This weekend, there were a lot of new problems for the President of the United States, Donald Trump, next to his usual problems: North Korea, Puerto Rico or Obamacare. This time Trump collided with America’s favorite pastime: professional sports. Not only did he decide the Golden State Warriors would not be visiting the White House after their Championship this year when some star players criticized some of his decisions, he also ventured his displeasure last weekend when he noticed NFL-players kneeled on the field during the national anthem.
Trump reacted via a tweet: “if NFL fans refuse to go to games until players stop disrespecting our Flag & Country, you will see change take place fast. Fire or suspend!”. Trump wanted to make clear that he thought that taking a knee during the anthem, has to mean that players should be suspended or even fired.
The problems started last Friday, when Steph Curry made clear that he did not want to visit the White House, and that he would vote against the visit when it would be time for the team to make a decision. The next day, Donald Trump rescinded his invitation for the entire team, because as he said “going to the White House is considered a great honor for a championship team. Stephen Curry is hesitating, therefore (the) invitation is withdrawn”. This is the first time that a President has uninvited a team.

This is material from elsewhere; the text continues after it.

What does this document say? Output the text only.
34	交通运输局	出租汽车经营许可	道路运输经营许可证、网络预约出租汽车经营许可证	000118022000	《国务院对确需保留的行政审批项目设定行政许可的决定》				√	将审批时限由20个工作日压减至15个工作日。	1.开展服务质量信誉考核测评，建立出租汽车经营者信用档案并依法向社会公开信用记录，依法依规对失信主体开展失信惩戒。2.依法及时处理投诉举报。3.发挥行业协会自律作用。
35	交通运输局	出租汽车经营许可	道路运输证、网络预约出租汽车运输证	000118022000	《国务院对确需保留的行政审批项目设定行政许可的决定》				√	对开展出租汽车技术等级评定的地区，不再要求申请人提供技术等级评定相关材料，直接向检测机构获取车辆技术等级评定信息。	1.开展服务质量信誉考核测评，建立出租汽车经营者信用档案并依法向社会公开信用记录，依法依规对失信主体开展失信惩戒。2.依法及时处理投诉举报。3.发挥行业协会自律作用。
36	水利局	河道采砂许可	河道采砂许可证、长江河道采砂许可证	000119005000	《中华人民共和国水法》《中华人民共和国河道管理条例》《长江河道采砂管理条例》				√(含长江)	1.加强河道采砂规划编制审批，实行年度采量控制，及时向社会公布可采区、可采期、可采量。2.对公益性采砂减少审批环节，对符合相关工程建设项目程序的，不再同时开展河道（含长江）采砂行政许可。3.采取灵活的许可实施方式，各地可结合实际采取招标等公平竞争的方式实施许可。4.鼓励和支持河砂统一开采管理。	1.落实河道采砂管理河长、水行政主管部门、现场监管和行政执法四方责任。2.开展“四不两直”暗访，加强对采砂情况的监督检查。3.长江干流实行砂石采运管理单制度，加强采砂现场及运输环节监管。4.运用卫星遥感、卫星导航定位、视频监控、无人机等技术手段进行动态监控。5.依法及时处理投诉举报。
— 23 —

At the same time, the UNC Tar Heels men’s team, the NCAA Div. I Champions of this year are not visiting Trump either, because they could not find a date that worked for all of them. They did clarify in a statement that their cancellation did not have anything to do with politics, but this could not have come at a worse time for President Trump.
Inviting teams to the White House is a long standing tradition. In 1865, Andrew Johnson was the first to invite amateur baseball teams (the Brooklyn Atlantics and the Washington Nationals) to the capital. In 1869, Ulysses S. Grant was the first to meet a professional sports team, the Cincinnati Red Stockings and in 1924, the first World Series Champions (the Washington Senators) came over to the White House. In 1963, the Boston Celtics were the first NBA Champions to go to Washington to see president John F. Kennedy. The Indiana University men’s basketball team is believed to be the first NCAA champion to make the trip to the White House to be honored by President Gerald Ford in 1976.
Of course, it is not the first time that basketball players or teams do not visit the White House. Most famous is the fact that Michael Jordan missed his visit back in 1991, because he wanted to play golf instead of meeting George W. Bush. Larry Bird didn’t go in 1984 after his Celtics won the title, but his reasons were unspecified. He later told a reporter that the president knew where to find him. He missed that Reagan mispronounced the names of several Celtics greats, Tom Heinsohn, John Havlicek and Dave Cowens.
But, this year it is the first time that a team is not going due to political reason. And it may not be the last.